Involvement of other signaling pathways in response to AgNPs
Mast cell degranulation was assessed by measuring the release of β-hexosaminidase into supernatants. Cells were pre-treated with (A) the sphingosine kinase inhibitor DMS (1 μM) or (B) the PKC inhibitor Ro31-8220 (10 μM) for 30 min prior to AgNP (25 μg/ml) exposure for 1 h and release of β-hexosaminidase was assessed. Values are expressed as mean ± SEM of at least 3 independent experiments. *Indicates significant difference from controlled group (p≤0.05). #Indicates significant difference from AgNP-treated group (p≤0.05)
Fig 6.
Confirmation of BMMCs results in RBL-2H3
(A) Cells were pre-treated with Blt-2 (50 μM) 30 min prior to AgNP (50 μg/ml) exposure for 1 h and release of β-hexosaminidase was assessed into supernatants. (B) Mast cells degranulation was measured following exposure to AgNPs (50 μg/ml) in the presence and absence of calcium. (C) Cells were pre-treated with the indicated inhibitors 30 min prior to AgNP (50 μg/ml) exposure for 1 h and release of β-hexosaminidase was assessed into supernatants. (D) Cells were treated with AgNPs (25 or 50 μg/ml) for 1, 6, and 24 h and cell viability was assessed by measuring the conversion of MTS into formazan. (E) Representative immunoblots for p-PLCγ and p-PI3K of mast cell in the presence or absence of DNP (100 ng/ml) for 5 min or AgNPs (25 μg/ml) for 5 and 30 min.
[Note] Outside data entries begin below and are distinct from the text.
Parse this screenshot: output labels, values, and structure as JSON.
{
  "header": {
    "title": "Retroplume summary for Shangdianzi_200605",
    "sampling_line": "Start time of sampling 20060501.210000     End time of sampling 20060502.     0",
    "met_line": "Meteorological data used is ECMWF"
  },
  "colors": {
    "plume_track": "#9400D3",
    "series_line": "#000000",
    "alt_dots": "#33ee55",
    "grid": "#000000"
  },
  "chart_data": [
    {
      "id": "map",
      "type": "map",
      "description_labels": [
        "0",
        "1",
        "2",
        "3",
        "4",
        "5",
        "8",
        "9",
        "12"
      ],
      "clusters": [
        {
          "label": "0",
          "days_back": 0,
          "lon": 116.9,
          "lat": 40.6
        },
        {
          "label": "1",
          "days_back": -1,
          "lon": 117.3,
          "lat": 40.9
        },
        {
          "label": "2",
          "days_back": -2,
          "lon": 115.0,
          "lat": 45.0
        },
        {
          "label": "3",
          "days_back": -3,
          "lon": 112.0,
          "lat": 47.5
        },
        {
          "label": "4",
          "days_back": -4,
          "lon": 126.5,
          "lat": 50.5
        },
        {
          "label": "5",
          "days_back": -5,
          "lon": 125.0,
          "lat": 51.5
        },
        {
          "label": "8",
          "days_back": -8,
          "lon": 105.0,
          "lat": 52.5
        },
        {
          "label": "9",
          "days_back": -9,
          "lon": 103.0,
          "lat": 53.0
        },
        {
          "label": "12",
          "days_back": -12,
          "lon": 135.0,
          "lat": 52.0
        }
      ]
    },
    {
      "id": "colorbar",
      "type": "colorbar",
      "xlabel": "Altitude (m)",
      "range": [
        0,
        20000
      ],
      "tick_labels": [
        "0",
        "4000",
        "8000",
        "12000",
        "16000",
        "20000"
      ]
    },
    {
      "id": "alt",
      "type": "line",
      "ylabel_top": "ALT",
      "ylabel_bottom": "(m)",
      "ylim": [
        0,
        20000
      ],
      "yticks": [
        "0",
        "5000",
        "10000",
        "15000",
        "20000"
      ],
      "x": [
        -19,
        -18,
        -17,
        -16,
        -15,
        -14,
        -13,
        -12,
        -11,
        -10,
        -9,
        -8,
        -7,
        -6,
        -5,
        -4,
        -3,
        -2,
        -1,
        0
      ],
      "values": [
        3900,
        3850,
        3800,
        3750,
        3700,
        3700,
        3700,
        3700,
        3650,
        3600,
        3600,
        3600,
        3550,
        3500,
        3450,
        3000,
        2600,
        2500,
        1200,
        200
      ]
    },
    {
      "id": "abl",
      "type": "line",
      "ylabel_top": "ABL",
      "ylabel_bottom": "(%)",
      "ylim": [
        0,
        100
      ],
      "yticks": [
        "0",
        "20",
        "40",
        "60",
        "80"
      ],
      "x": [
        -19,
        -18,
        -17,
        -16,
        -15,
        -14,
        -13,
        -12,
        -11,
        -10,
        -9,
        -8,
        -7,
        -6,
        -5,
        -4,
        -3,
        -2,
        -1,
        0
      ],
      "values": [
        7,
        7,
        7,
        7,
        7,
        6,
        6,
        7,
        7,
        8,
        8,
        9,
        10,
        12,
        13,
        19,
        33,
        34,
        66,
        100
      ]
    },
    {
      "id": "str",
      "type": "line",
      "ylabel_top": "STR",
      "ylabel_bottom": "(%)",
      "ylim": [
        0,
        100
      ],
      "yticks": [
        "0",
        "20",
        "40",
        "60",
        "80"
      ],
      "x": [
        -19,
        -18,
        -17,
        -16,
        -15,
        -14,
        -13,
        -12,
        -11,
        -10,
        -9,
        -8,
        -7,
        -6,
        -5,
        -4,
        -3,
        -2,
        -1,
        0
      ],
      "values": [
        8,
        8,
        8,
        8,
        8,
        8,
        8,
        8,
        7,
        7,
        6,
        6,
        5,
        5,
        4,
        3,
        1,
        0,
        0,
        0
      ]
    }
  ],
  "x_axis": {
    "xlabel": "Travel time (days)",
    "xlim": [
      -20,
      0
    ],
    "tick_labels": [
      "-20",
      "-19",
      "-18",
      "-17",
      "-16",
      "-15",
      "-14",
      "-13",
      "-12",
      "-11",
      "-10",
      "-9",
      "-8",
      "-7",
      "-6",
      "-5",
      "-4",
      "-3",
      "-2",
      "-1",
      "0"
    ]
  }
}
Values are expressed as mean ± SEM of at least 3 independent experiments. *Indicates significant difference from controlled group (p≤0.05). #Indicates significant difference from AgNP-treated group (p≤0.05)
Fig 7.
A schematic representation of proposed signaling pathway involved in activation of mast cells by AgNPs
We propose that AgNPs interact with SR-B1 leading to recruitment of PDZK1 (SR-B1 adaptor protein), which activates downstream signaling cascade involving PI3K and PLCγ. Inositol 1,4,5-triphosphate (IP3), which is released following activation of PLCγ, interacts with its receptor IP3R on smooth endoplasmic reticulum (SER) leading to the release of Ca2+ from ER stores. As a result of a drop in Ca2+ levels in SER, the CRAC Ca2+ channels (cell membrane) are activated leading to influx of extracellular Ca2+. Increasing intracellular Ca2+ levels ([Ca2+]i) is ultimately culminated in mast cell degranulation. PKC: Protein kinase C; IP3 (InsP3): inositol triphosphate; PtdIns(4,5)P2: phosphatidylinositol-4,5-bisphosphate (PIP2); PtdIns(3,4,5)P3: phosphatidylinositol-3,4,5-Triphosphate (PIP3); PIP2 and PIP3 are membrane phospholipids; DAG: diacylglycerol. cSrc: cellular sarcoma (protein tyrosine kinase); TRPC: transient receptor potential cation channels.